Intent tags: add them slowly

It's tempting to extract 30 tags on every ticket. Don't. Each tag you add is a thing you have to validate, a report someone will run and complain about when it's wrong, a routing decision that might break.

Start with three or four tags that map to concrete decisions:

has_attachment: trivial to detect, useful for routing (shipping photos often go to a specialist)
refund_mentioned: triggers a macro for payment team visibility
angry / frustrated: triggers a quality-review flag for manager
returning_customer: set from customer data, not the message

The rule: every tag should change what happens to the ticket. Tags that only sit in a report get dropped.

How to ship this without blowing up support

Three guardrails:

Run it in shadow mode first. For a week or two, let the AI classify every incoming ticket, but don't act on the classifications. Log what it decided and what the rep actually did. You'll find the failure cases much faster than in production.

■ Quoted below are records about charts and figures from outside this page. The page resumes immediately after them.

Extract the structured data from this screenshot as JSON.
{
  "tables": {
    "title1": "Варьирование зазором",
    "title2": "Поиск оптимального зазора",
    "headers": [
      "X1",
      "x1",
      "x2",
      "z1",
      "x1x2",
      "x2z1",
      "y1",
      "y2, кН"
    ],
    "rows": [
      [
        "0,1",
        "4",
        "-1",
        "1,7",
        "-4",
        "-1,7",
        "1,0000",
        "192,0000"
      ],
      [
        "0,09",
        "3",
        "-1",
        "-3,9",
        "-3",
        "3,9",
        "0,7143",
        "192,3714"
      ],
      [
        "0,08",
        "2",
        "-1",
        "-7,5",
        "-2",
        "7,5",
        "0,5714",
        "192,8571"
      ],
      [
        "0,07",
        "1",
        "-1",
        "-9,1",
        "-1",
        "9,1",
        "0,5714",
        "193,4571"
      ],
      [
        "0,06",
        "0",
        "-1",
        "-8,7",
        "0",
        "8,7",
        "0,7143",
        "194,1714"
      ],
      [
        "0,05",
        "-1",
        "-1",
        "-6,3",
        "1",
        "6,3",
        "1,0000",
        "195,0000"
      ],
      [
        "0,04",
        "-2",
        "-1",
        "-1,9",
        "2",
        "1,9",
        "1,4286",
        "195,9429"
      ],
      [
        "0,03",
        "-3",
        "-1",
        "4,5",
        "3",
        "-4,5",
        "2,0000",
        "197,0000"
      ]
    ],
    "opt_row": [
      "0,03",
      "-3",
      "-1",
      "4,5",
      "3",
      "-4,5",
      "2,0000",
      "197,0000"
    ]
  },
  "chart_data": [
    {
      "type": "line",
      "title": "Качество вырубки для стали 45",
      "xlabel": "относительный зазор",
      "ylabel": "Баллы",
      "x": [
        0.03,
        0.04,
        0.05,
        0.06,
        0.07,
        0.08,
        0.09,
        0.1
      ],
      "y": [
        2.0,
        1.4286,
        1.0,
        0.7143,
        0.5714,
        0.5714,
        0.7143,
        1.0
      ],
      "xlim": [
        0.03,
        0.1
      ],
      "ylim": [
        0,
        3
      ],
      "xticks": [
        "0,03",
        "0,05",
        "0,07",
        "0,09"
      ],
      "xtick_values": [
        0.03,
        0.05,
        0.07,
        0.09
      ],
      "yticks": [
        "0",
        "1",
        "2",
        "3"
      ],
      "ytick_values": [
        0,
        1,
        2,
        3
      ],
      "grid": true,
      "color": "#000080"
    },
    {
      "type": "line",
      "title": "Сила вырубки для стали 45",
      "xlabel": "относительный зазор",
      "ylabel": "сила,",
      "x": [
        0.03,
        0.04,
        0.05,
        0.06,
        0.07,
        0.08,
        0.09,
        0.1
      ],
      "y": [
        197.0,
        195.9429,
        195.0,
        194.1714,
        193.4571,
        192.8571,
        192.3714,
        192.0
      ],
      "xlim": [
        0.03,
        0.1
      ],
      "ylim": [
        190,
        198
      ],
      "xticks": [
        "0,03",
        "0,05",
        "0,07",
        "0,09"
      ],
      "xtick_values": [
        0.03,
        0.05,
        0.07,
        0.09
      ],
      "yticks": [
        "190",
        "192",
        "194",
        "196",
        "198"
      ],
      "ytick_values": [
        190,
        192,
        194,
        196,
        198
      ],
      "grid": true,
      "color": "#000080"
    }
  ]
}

Never auto-close tickets. Auto-categorize, auto-route, auto-assign — yes. Auto-close, auto-reply-and-resolve — no, not in the first six months. The cost of a wrongly-closed ticket (a furious customer who was ignored) is much higher than the cost of a human reading it.

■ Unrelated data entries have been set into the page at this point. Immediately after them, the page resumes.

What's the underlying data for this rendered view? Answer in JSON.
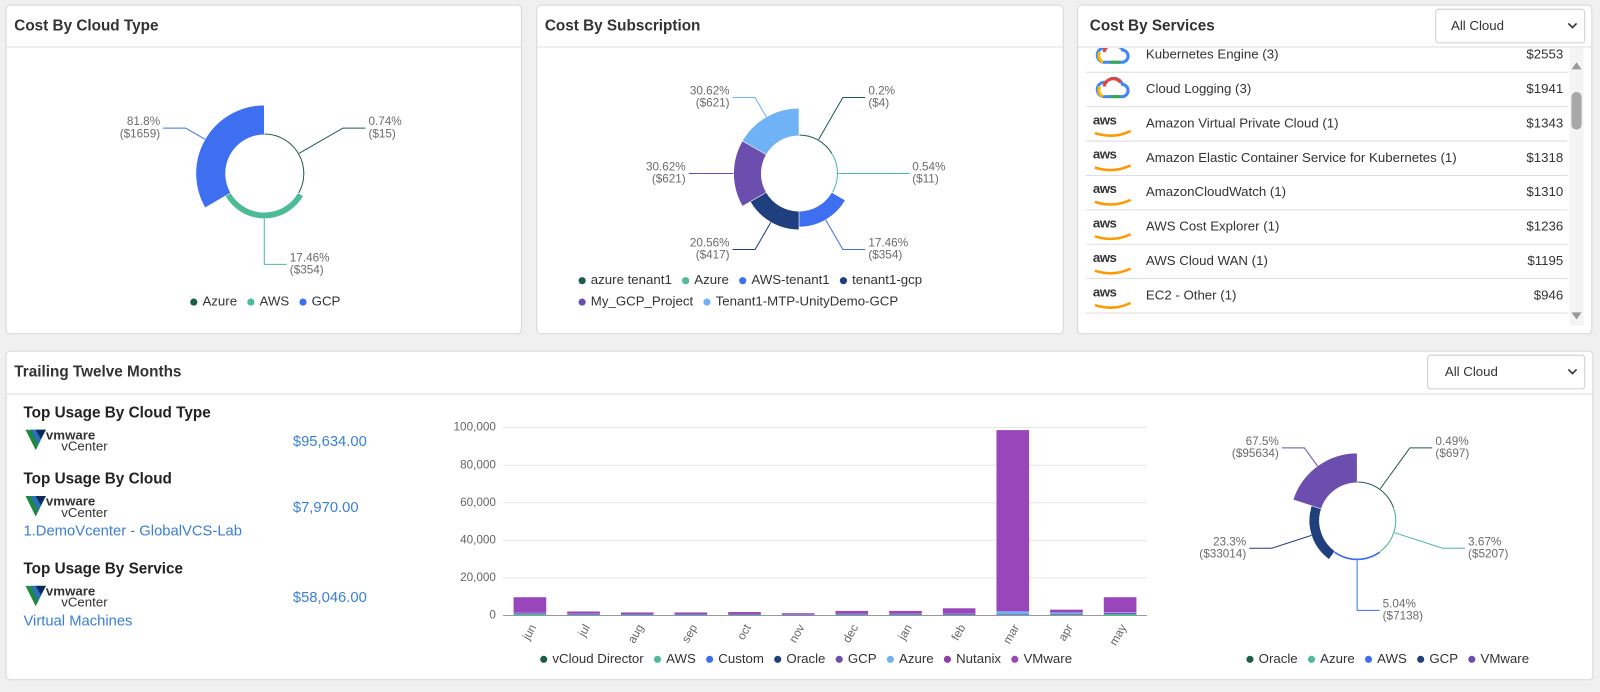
{
  "chart_data": [
    {
      "type": "rose",
      "title": "Cost By Cloud Type",
      "categories": [
        "Azure",
        "AWS",
        "GCP"
      ],
      "values": [
        15,
        354,
        1659
      ],
      "value_labels": [
        "($15)",
        "($354)",
        "($1659)"
      ],
      "percent_labels": [
        "0.74%",
        "17.46%",
        "81.8%"
      ],
      "colors": [
        "#1d5c4c",
        "#4dbb94",
        "#3d6ff0"
      ]
    },
    {
      "type": "rose",
      "title": "Cost By Subscription",
      "categories": [
        "azure tenant1",
        "Azure",
        "AWS-tenant1",
        "tenant1-gcp",
        "My_GCP_Project",
        "Tenant1-MTP-UnityDemo-GCP"
      ],
      "values": [
        4,
        11,
        354,
        417,
        621,
        621
      ],
      "value_labels": [
        "($4)",
        "($11)",
        "($354)",
        "($417)",
        "($621)",
        "($621)"
      ],
      "percent_labels": [
        "0.2%",
        "0.54%",
        "17.46%",
        "20.56%",
        "30.62%",
        "30.62%"
      ],
      "colors": [
        "#1d5c4c",
        "#4dbb94",
        "#3d6ff0",
        "#203f7e",
        "#6b4eae",
        "#6fb2f6"
      ]
    },
    {
      "type": "rose",
      "categories": [
        "Oracle",
        "Azure",
        "AWS",
        "GCP",
        "VMware"
      ],
      "values": [
        697,
        5207,
        7138,
        33014,
        95634
      ],
      "value_labels": [
        "($697)",
        "($5207)",
        "($7138)",
        "($33014)",
        "($95634)"
      ],
      "percent_labels": [
        "0.49%",
        "3.67%",
        "5.04%",
        "23.3%",
        "67.5%"
      ],
      "colors": [
        "#1d5c4c",
        "#4dbb94",
        "#3d6ff0",
        "#203f7e",
        "#6b4eae"
      ]
    },
    {
      "type": "bar",
      "stacked": true,
      "categories": [
        "jun",
        "jul",
        "aug",
        "sep",
        "oct",
        "nov",
        "dec",
        "jan",
        "feb",
        "mar",
        "apr",
        "may"
      ],
      "series": [
        {
          "name": "vCloud Director",
          "color": "#1d5c4c",
          "values": [
            0,
            0,
            0,
            0,
            0,
            0,
            0,
            0,
            0,
            0,
            0,
            0
          ]
        },
        {
          "name": "AWS",
          "color": "#4dbb94",
          "values": [
            700,
            200,
            200,
            200,
            200,
            100,
            200,
            200,
            200,
            300,
            400,
            800
          ]
        },
        {
          "name": "Custom",
          "color": "#3d6ff0",
          "values": [
            0,
            0,
            0,
            0,
            0,
            0,
            0,
            0,
            0,
            0,
            0,
            0
          ]
        },
        {
          "name": "Oracle",
          "color": "#203f7e",
          "values": [
            0,
            0,
            0,
            0,
            0,
            0,
            0,
            0,
            0,
            0,
            0,
            0
          ]
        },
        {
          "name": "GCP",
          "color": "#6b4eae",
          "values": [
            500,
            400,
            300,
            300,
            300,
            200,
            400,
            400,
            500,
            400,
            500,
            600
          ]
        },
        {
          "name": "Azure",
          "color": "#6fb2f6",
          "values": [
            300,
            300,
            200,
            200,
            200,
            200,
            300,
            300,
            300,
            1500,
            700,
            300
          ]
        },
        {
          "name": "Nutanix",
          "color": "#8e3ba7",
          "values": [
            0,
            0,
            0,
            0,
            0,
            0,
            0,
            0,
            0,
            0,
            0,
            0
          ]
        },
        {
          "name": "VMware",
          "color": "#9a46bb",
          "values": [
            8200,
            1200,
            900,
            900,
            1100,
            700,
            1500,
            1500,
            2800,
            96500,
            1500,
            8000
          ]
        }
      ],
      "ylim": [
        0,
        100000
      ],
      "yticks": [
        0,
        {
          "value": 20000,
          "label": "20,000"
        },
        {
          "value": 40000,
          "label": "40,000"
        },
        {
          "value": 60000,
          "label": "60,000"
        },
        {
          "value": 80000,
          "label": "80,000"
        },
        {
          "value": 100000,
          "label": "100,000"
        }
      ],
      "grid": true
    }
  ],
  "services": {
    "title": "Cost By Services",
    "dropdown": "All Cloud",
    "rows": [
      {
        "name": "Kubernetes Engine (3)",
        "cost": "$2553"
      },
      {
        "name": "Cloud Logging (3)",
        "cost": "$1941"
      },
      {
        "logo": "aws",
        "name": "Amazon Virtual Private Cloud (1)",
        "cost": "$1343"
      },
      {
        "logo": "aws",
        "name": "Amazon Elastic Container Service for Kubernetes (1)",
        "cost": "$1318"
      },
      {
        "logo": "aws",
        "name": "AmazonCloudWatch (1)",
        "cost": "$1310"
      },
      {
        "logo": "aws",
        "name": "AWS Cost Explorer (1)",
        "cost": "$1236"
      },
      {
        "logo": "aws",
        "name": "AWS Cloud WAN (1)",
        "cost": "$1195"
      },
      {
        "logo": "aws",
        "name": "EC2 - Other (1)",
        "cost": "$946"
      }
    ]
  },
  "trailing": {
    "title": "Trailing Twelve Months",
    "dropdown": "All Cloud",
    "top_usage": [
      {
        "heading": "Top Usage By Cloud Type",
        "logo": "vmware",
        "logo_sub": "vCenter",
        "amount": "$95,634.00"
      },
      {
        "heading": "Top Usage By Cloud",
        "logo": "vmware",
        "logo_sub": "vCenter",
        "amount": "$7,970.00",
        "link": "1.DemoVcenter - GlobalVCS-Lab"
      },
      {
        "heading": "Top Usage By Service",
        "logo": "vmware",
        "logo_sub": "vCenter",
        "amount": "$58,046.00",
        "link": "Virtual Machines"
      }
    ]
  }
}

Always let reps override. If a rep changes the category or reassigns the ticket, log it. Those overrides are your training signal for the next version of the prompt.

Cost

Ballpark for a team doing 500 tickets/day:

GPT-4o-mini category + priority classification: roughly $0.02 per ticket, $10/day
More sophisticated classification with context: roughly $0.05 per ticket, $25/day

Both numbers are trivial next to the labor cost of a human spending 60 seconds per ticket on triage. The economics aren't close.

What AI triage doesn't fix

It doesn't fix bad categories. If your existing taxonomy is a mess — overlapping buckets, vague definitions, categories nobody uses — the AI will reproduce the mess at scale. Clean up the taxonomy first.

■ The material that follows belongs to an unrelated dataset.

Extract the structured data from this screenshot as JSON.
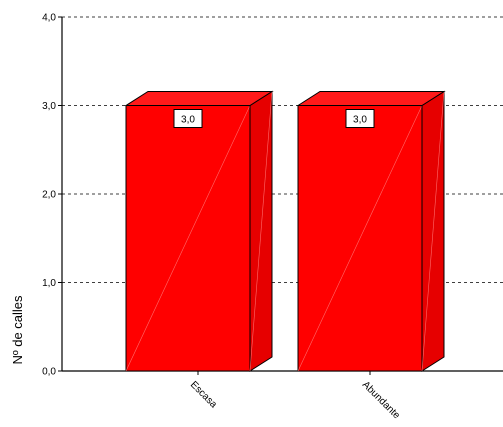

It doesn't fix unclear ownership. If "who owns refunds on international orders shipped via 3PL" isn't decided by a human, AI routing won't magically decide it either. AI routes to the rules you define; if the rules are ambiguous, the routing will be too.

It doesn't fix understaffing. Moving 100 tickets/day to the correct queue faster doesn't change the fact that the queue is still 100 tickets. If the team is underwater, the tickets still sit there — just sorted.

The bottom line

Triage is invisible, repetitive, and expensive. It's exactly the kind of work AI handles well — narrow classification, high volume, tolerant of occasional error as long as humans can override. Ship it carefully, in shadow mode first, and you'll claw back hours per person per day without giving up human judgment where it matters.

Then use those reclaimed hours on the thing that actually grows retention: better, more personal replies to the tickets that do reach a human.